One boatie was heading out to an island, and wasn't fazed by the tsunami threat. 'We'll be fine on the island. And at low tide we're going for a feed of pipi.”
I would have thought digging pipi at low tide during a tsunami alert was a particularly silly idea. However, when I enquired whether they also knew there was a shellfish ban in place, due to high levels of paralytic shellfish poisoning, they replied 'yeah, last time the guys had a feed of raw ones, their mouths went tingly. So now we cook them up in fritters and they're okay.”
This is despite health authorities warning that cooking doesn't diminish the paralysing effect of the toxin.
Righto, I thought. So if the tsunami doesn't get you, the shellfish will!

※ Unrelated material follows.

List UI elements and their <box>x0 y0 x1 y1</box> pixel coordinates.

I had images of them being swept out to sea, while paralysed.
While it might be an overly cautious approach, only the stupid flout such bans. They'll be the first to be bitching 'we didn't know” to authorities and calling for compensation when someone dies; or lining up for ACC when it all turns to custard.
Too top it all off
Some people had the opposite extreme view of the tsunami, and took the threat very seriously. A few carloads headed directly for the highest point of land they could find. We heard a story about a family who decided the best place to wait out the alert was on the Kaimai summit. Yep, that should do it. The tsunami surge was expected to be up to a metre. The Kaimai summit is 508 metres above sea level. That gave them a spare, aww, 507 metres buffer zone, should the tsunami be a tad over estimates.
The really silly part of this story, however, is that the family had an argument, the son got out of the car and walked off and it ended with the police called to sort it out.
He was quite safe from the predicted less-than-a-metre tsunami surge, but in dire risk of being flattened by a 30-ton, five-axle B train of pinus radiata.
Talk about a waste of everyone's time.
Elsewhere, some people took the opportunity for some cheap shots at Telecom's woes over its new mobile network. A sign at the cricket announced: 'Newsflash – Tsunami covers more of NZ than XT.”
Meanwhile, the smart members of the public were logged onto www.sunlive.co.nz which is the best place to get up-to-date info these days, especially in these situations.
The SunLive team were updating the situation constantly from before dawn. While some radio stations had some occasional reports, (between a lot of music and inane jock jabber) SunLive brought the complete story as it unfolded – from all sources – including Civil Defence, councils, police and other emergency services, and photos and video from the coastline and around the region.
Parting shot
The last word from the tsunami saga however is this lighter moment, reports grandfather Ross, who tells the story of the phone call warning from grandson, aged four and half:
'Grandad, Grandad, there's a salami coming!”